Excited Samarium has a total spin J=1 (in units of Planck's constant), and is also quite peculiar: it decays into its fundamental state - it de-excitates - by emitting a 960 keV photon so quickly (in 0.07 picoseconds) that its direction of motion has no time to be lost by thermic effects, even in a solid sample of Europium. The photon, a particle with one unity of spin, has the spin either aligned or anti-aligned with its own direction of motion, and, due to conservation of angular momentum, aligned with the original spin of excited Samarium. If the photon has been emitted along the direction of motion of excited Samarium, its spin will be aligned with the original spin of the neutrino emitted in the original decay of Europium, and it will have the same sign! This means that if we measure the photon spin properties, we infer the neutrino's spin properties. Bingo number 1!
But how can we select those photons emitted exactly in the direction of excited Samarium ? Bingo number 2 is to realize that the photons do not possess all the energy of the de-excitation of Samarium: when the photon is emitted, the Samarium atom recoils, keeping to itself some of the energy released in the form of kinetic energy.
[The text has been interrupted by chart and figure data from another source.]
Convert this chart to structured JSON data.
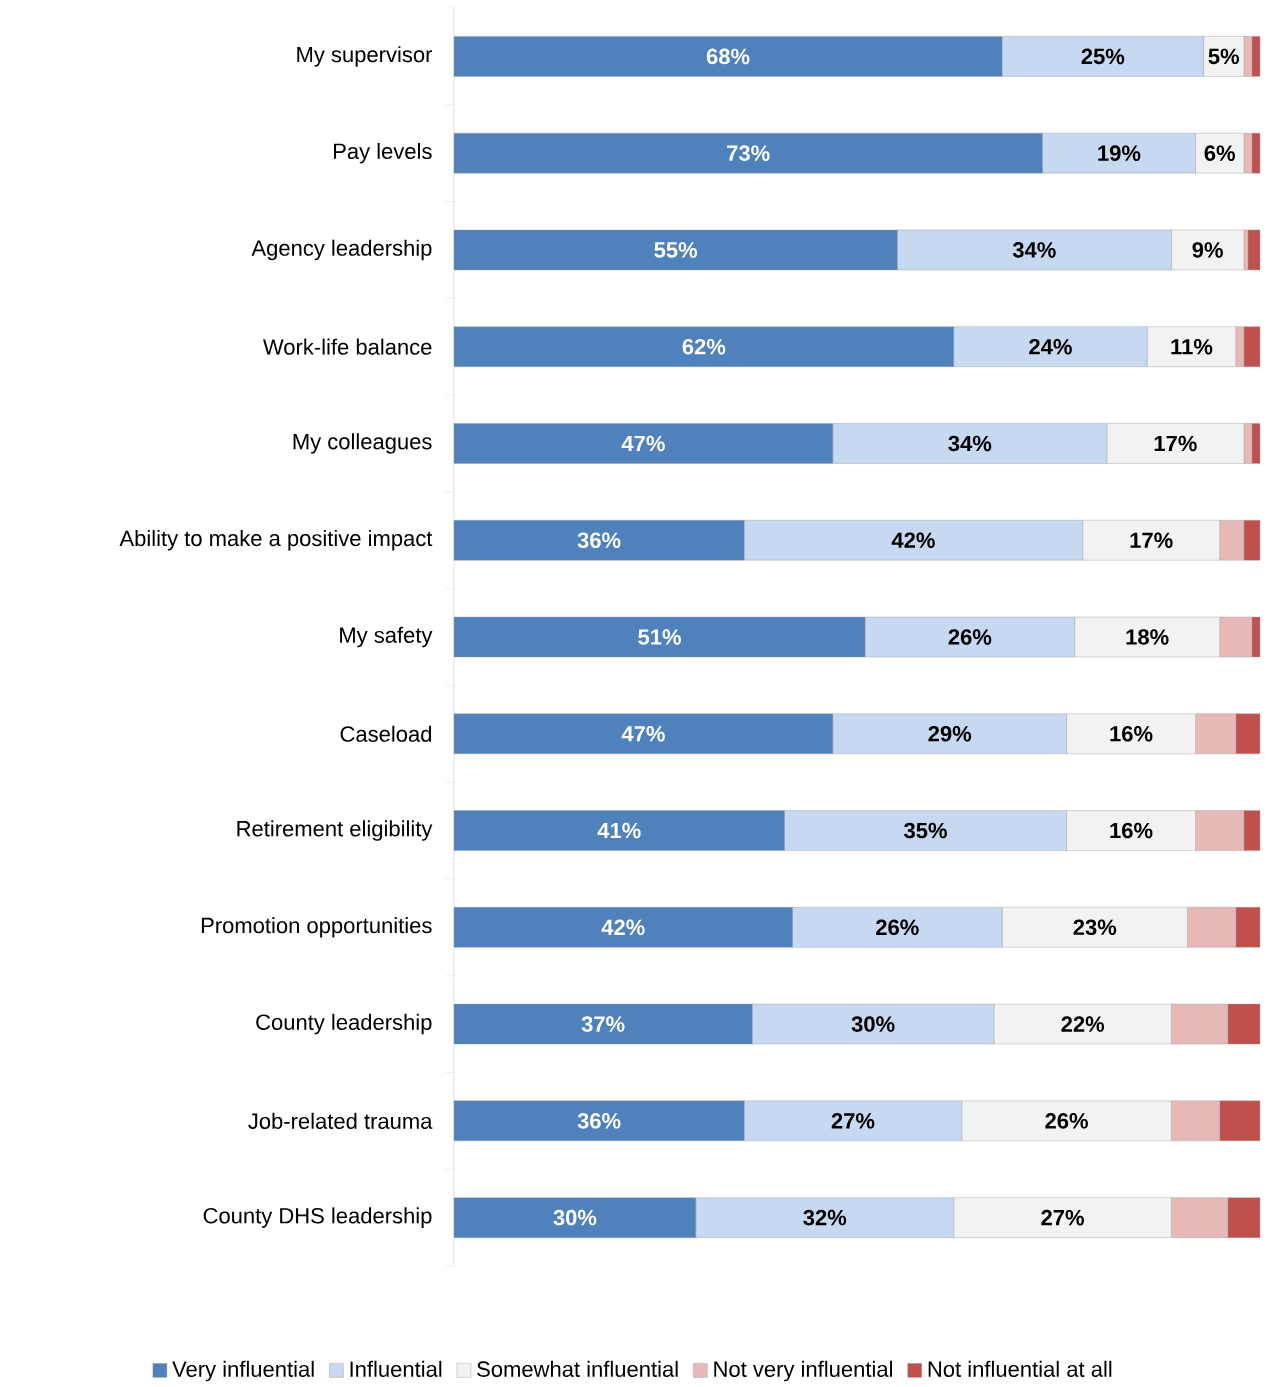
{
  "chart_data": {
    "type": "bar",
    "orientation": "horizontal",
    "stacked": true,
    "legend": "bottom",
    "xlim": [
      0,
      100
    ],
    "categories": [
      "My supervisor",
      "Pay levels",
      "Agency leadership",
      "Work-life balance",
      "My colleagues",
      "Ability to make a positive impact",
      "My safety",
      "Caseload",
      "Retirement eligibility",
      "Promotion opportunities",
      "County leadership",
      "Job-related trauma",
      "County DHS leadership"
    ],
    "series": [
      {
        "name": "Very influential",
        "color": "#4f81bd",
        "values": [
          68,
          73,
          55,
          62,
          47,
          36,
          51,
          47,
          41,
          42,
          37,
          36,
          30
        ],
        "value_labels": [
          "68%",
          "73%",
          "55%",
          "62%",
          "47%",
          "36%",
          "51%",
          "47%",
          "41%",
          "42%",
          "37%",
          "36%",
          "30%"
        ]
      },
      {
        "name": "Influential",
        "color": "#c6d9f1",
        "values": [
          25,
          19,
          34,
          24,
          34,
          42,
          26,
          29,
          35,
          26,
          30,
          27,
          32
        ],
        "value_labels": [
          "25%",
          "19%",
          "34%",
          "24%",
          "34%",
          "42%",
          "26%",
          "29%",
          "35%",
          "26%",
          "30%",
          "27%",
          "32%"
        ]
      },
      {
        "name": "Somewhat influential",
        "color": "#f2f2f2",
        "values": [
          5,
          6,
          9,
          11,
          17,
          17,
          18,
          16,
          16,
          23,
          22,
          26,
          27
        ],
        "value_labels": [
          "5%",
          "6%",
          "9%",
          "11%",
          "17%",
          "17%",
          "18%",
          "16%",
          "16%",
          "23%",
          "22%",
          "26%",
          "27%"
        ]
      },
      {
        "name": "Not very influential",
        "color": "#e6b9b8",
        "values": [
          1,
          1,
          0.5,
          1,
          1,
          3,
          4,
          5,
          6,
          6,
          7,
          6,
          7
        ]
      },
      {
        "name": "Not influential at all",
        "color": "#c0504d",
        "values": [
          1,
          1,
          1.5,
          2,
          1,
          2,
          1,
          3,
          2,
          3,
          4,
          5,
          4
        ]
      }
    ]
  }
}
So these photons, when they encounter another atom of Samarium, will not be able to pump it back to the excited state, UNLESS... Unless the photon was emitted by Samarium traveling in the same direction, thereby being "kicked forwards", doppler-shifted to higher energy. So it will be only those photons that are able to do resonant scattering with a Samarium nucleus. Bingo number 3 is the fact that the momentum acquired by the Samarium nucleus in the decay of Europium is roughly equal to the amount necessary for the photon to gain just the needed kick forward!
To summarize: if you want to measure the neutrino's spinning property (AKA its polarization) you just need to measure the polarization of those photons which do resonant absorption by Samarium atoms (those that were kicked forward).
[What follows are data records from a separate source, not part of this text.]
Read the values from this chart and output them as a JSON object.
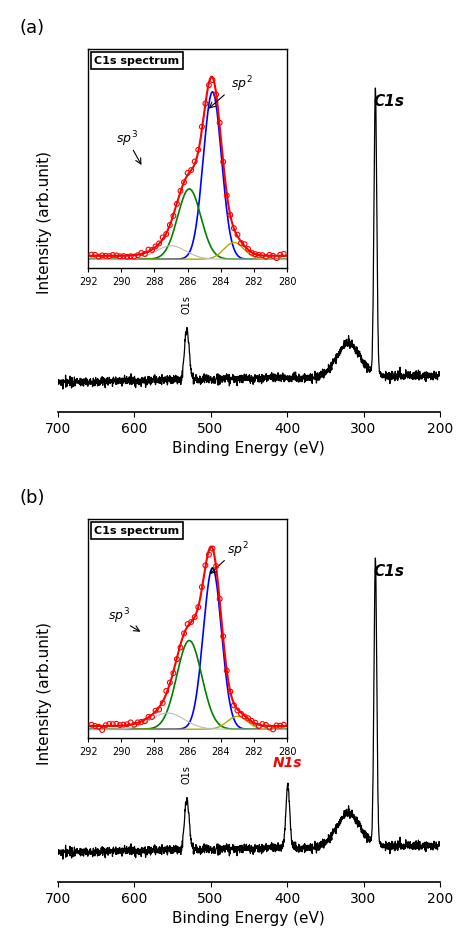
{
  "panel_a_label": "(a)",
  "panel_b_label": "(b)",
  "xlabel": "Binding Energy (eV)",
  "ylabel": "Intensity (arb.unit)",
  "xlim": [
    700,
    200
  ],
  "inset_title": "C1s spectrum",
  "sp2_label": "$sp^2$",
  "sp3_label": "$sp^3$",
  "c1s_label": "C1s",
  "o1s_label": "O1s",
  "n1s_label": "N1s",
  "n1s_color": "#ff0000",
  "background_color": "#ffffff",
  "tick_major": [
    700,
    600,
    500,
    400,
    300,
    200
  ],
  "inset_ticks": [
    292,
    290,
    288,
    286,
    284,
    282,
    280
  ]
}
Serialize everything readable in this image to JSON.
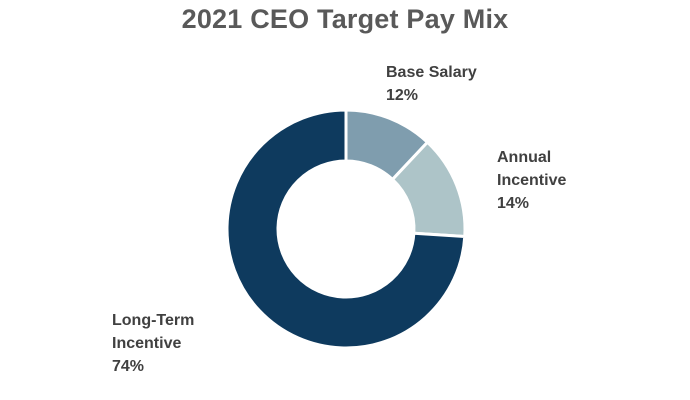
{
  "title": "2021 CEO Target Pay Mix",
  "labels": {
    "base": {
      "line1": "Base Salary",
      "pct": "12%"
    },
    "annual": {
      "line1": "Annual",
      "line2": "Incentive",
      "pct": "14%"
    },
    "lti": {
      "line1": "Long-Term",
      "line2": "Incentive",
      "pct": "74%"
    }
  },
  "colors": {
    "base_salary": "#7f9dae",
    "annual_incentive": "#adc4c8",
    "long_term_incentive": "#0e3a5e",
    "title": "#595959",
    "label": "#404040"
  },
  "chart_data": {
    "type": "pie",
    "subtype": "donut",
    "title": "2021 CEO Target Pay Mix",
    "categories": [
      "Base Salary",
      "Annual Incentive",
      "Long-Term Incentive"
    ],
    "values": [
      12,
      14,
      74
    ],
    "unit": "%",
    "colors": [
      "#7f9dae",
      "#adc4c8",
      "#0e3a5e"
    ],
    "start_angle": "12 o'clock, clockwise",
    "legend": "none (direct data labels)"
  }
}
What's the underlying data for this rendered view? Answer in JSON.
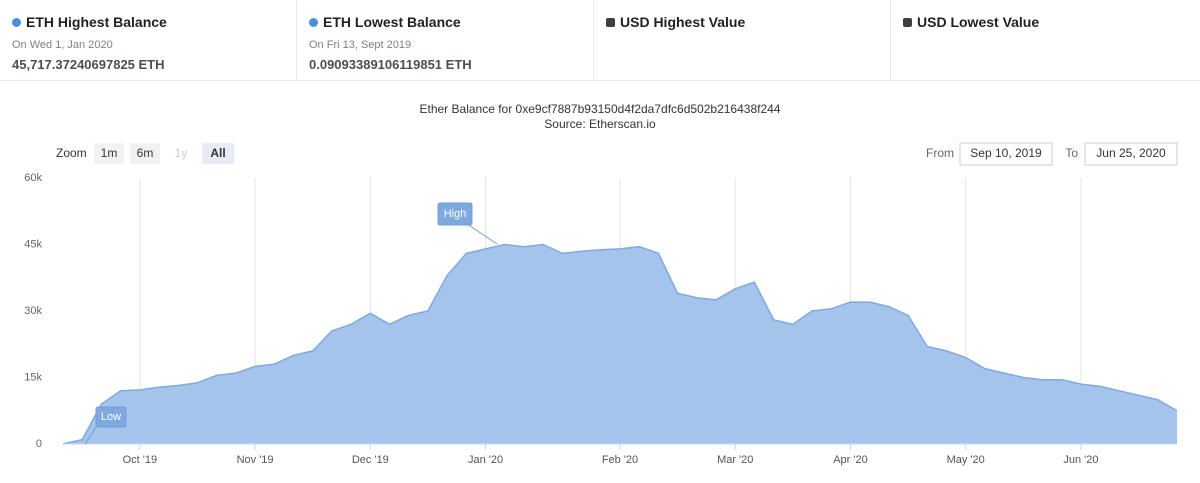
{
  "cards": [
    {
      "title": "ETH Highest Balance",
      "date": "On Wed 1, Jan 2020",
      "value": "45,717.37240697825 ETH"
    },
    {
      "title": "ETH Lowest Balance",
      "date": "On Fri 13, Sept 2019",
      "value": "0.09093389106119851 ETH"
    },
    {
      "title": "USD Highest Value"
    },
    {
      "title": "USD Lowest Value"
    }
  ],
  "controls": {
    "zoom": "Zoom",
    "buttons": [
      "1m",
      "6m",
      "1y",
      "All"
    ],
    "from_label": "From",
    "from": "Sep 10, 2019",
    "to_label": "To",
    "to": "Jun 25, 2020"
  },
  "chart_data": {
    "type": "area",
    "title": "Ether Balance for 0xe9cf7887b93150d4f2da7dfc6d502b216438f244",
    "subtitle": "Source: Etherscan.io",
    "categories": [
      null,
      null,
      null,
      null,
      "Oct '19",
      null,
      null,
      null,
      null,
      null,
      "Nov '19",
      null,
      null,
      null,
      null,
      null,
      "Dec '19",
      null,
      null,
      null,
      null,
      null,
      "Jan '20",
      null,
      null,
      null,
      null,
      null,
      null,
      "Feb '20",
      null,
      null,
      null,
      null,
      null,
      "Mar '20",
      null,
      null,
      null,
      null,
      null,
      "Apr '20",
      null,
      null,
      null,
      null,
      null,
      "May '20",
      null,
      null,
      null,
      null,
      null,
      "Jun '20",
      null,
      null,
      null,
      null,
      null
    ],
    "values": [
      0,
      1000,
      9000,
      12000,
      12200,
      12800,
      13200,
      13800,
      15500,
      16000,
      17500,
      18000,
      20000,
      21000,
      25500,
      27000,
      29500,
      27000,
      29000,
      30000,
      38000,
      43000,
      44000,
      45000,
      44500,
      45000,
      43000,
      43500,
      43800,
      44000,
      44500,
      43000,
      34000,
      33000,
      32500,
      35000,
      36500,
      28000,
      27000,
      30000,
      30500,
      32000,
      32000,
      31000,
      29000,
      22000,
      21000,
      19500,
      17000,
      16000,
      15000,
      14500,
      14500,
      13500,
      13000,
      12000,
      11000,
      10000,
      7500
    ],
    "color": "#a5c4ec",
    "ylim": [
      0,
      60000
    ],
    "yticks": [
      0,
      {
        "value": 15000,
        "label": "15k"
      },
      {
        "value": 30000,
        "label": "30k"
      },
      {
        "value": 45000,
        "label": "45k"
      },
      {
        "value": 60000,
        "label": "60k"
      }
    ],
    "grid": true,
    "annotations": [
      "Low",
      "High"
    ]
  }
}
Ok, but how did they do that ? That is easy! Photons with energy of about a MeV have different interaction properties in a sample of iron which is magnetized parallel or antiparallel to the photons direction. That is due to the electrons in the iron being more likely to absorb photons of a given spin if their spin is antiparallel to it.
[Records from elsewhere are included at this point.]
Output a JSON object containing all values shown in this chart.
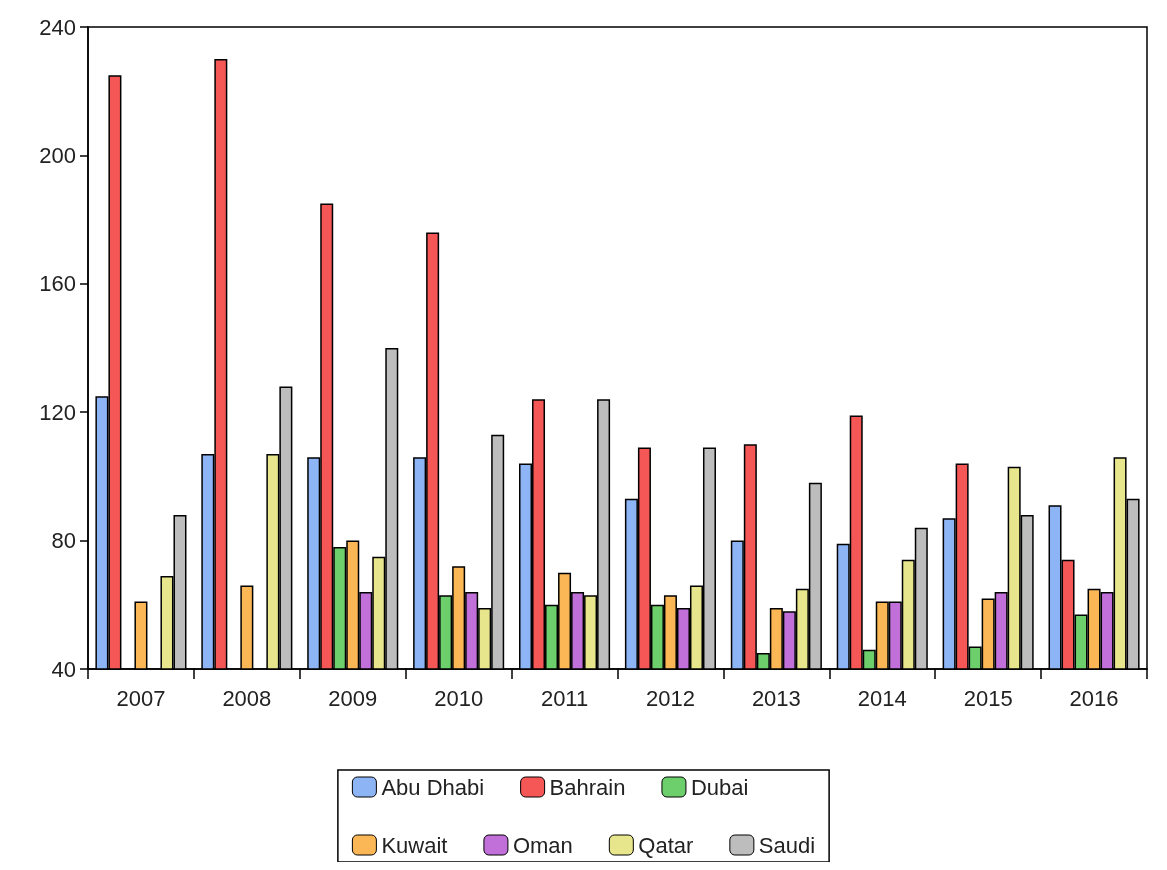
{
  "chart_data": {
    "type": "bar",
    "categories": [
      "2007",
      "2008",
      "2009",
      "2010",
      "2011",
      "2012",
      "2013",
      "2014",
      "2015",
      "2016"
    ],
    "series": [
      {
        "name": "Abu Dhabi",
        "color": "#8db4f5",
        "values": [
          125,
          107,
          106,
          106,
          104,
          93,
          80,
          79,
          87,
          91
        ]
      },
      {
        "name": "Bahrain",
        "color": "#f55656",
        "values": [
          225,
          230,
          185,
          176,
          124,
          109,
          110,
          119,
          104,
          74
        ]
      },
      {
        "name": "Dubai",
        "color": "#6ccf6c",
        "values": [
          null,
          null,
          78,
          63,
          60,
          60,
          45,
          46,
          47,
          57
        ]
      },
      {
        "name": "Kuwait",
        "color": "#fbb655",
        "values": [
          61,
          66,
          80,
          72,
          70,
          63,
          59,
          61,
          62,
          65
        ]
      },
      {
        "name": "Oman",
        "color": "#c070d8",
        "values": [
          null,
          null,
          64,
          64,
          64,
          59,
          58,
          61,
          64,
          64
        ]
      },
      {
        "name": "Qatar",
        "color": "#e8e68c",
        "values": [
          69,
          107,
          75,
          59,
          63,
          66,
          65,
          74,
          103,
          106
        ]
      },
      {
        "name": "Saudi",
        "color": "#bdbdbd",
        "values": [
          88,
          128,
          140,
          113,
          124,
          109,
          98,
          84,
          88,
          93
        ]
      }
    ],
    "ylim": [
      40,
      240
    ],
    "yticks": [
      40,
      80,
      120,
      160,
      200,
      240
    ],
    "grid": false,
    "legend": "bottom"
  }
}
The end result ? Take a sample of Europium 152, place it before a block of magnetized iron. Place a sample of Samarium behind it, and an instrument to detect the secondary radiation from de-excitation of the Samarium undergoing resonant scattering (a photomultiplier will do). Count the ticks of the tube, turn the iron by 180 degrees, count again. Easy as pie!!
The picture above shows a sketch of the experimental apparatus. A small source of Europium is placed in the niche at the left, immersed in a block of magnetized iron. a big lead shielding prevents photons from reaching th photomultiplier directly from the Europium source. The rectangles labeled "Sm2O3" identify a ring of Samarium oxide, which is used as the scatterer, where photons can do resonance absorption. The photomultiplier tube is connected to a sodium iodide scintillating crystal, which records the photon signal.
Here is the original paper (click on the gif thumbnails to enlarge):
Through inventiveness and cleverness, Goldhaber and company designed and carried out one of the most extraordinary experiments in modern Physics. Reducing the measurement of one of the most elusive properties of subnuclear matter to a mere count of ticks of a photomultiplier tube is an enormous achievement! The neutrino is spinning counterclockwise, antineutrinos are clockwise. The interaction is V-A: a fundamentum of Particle Physics.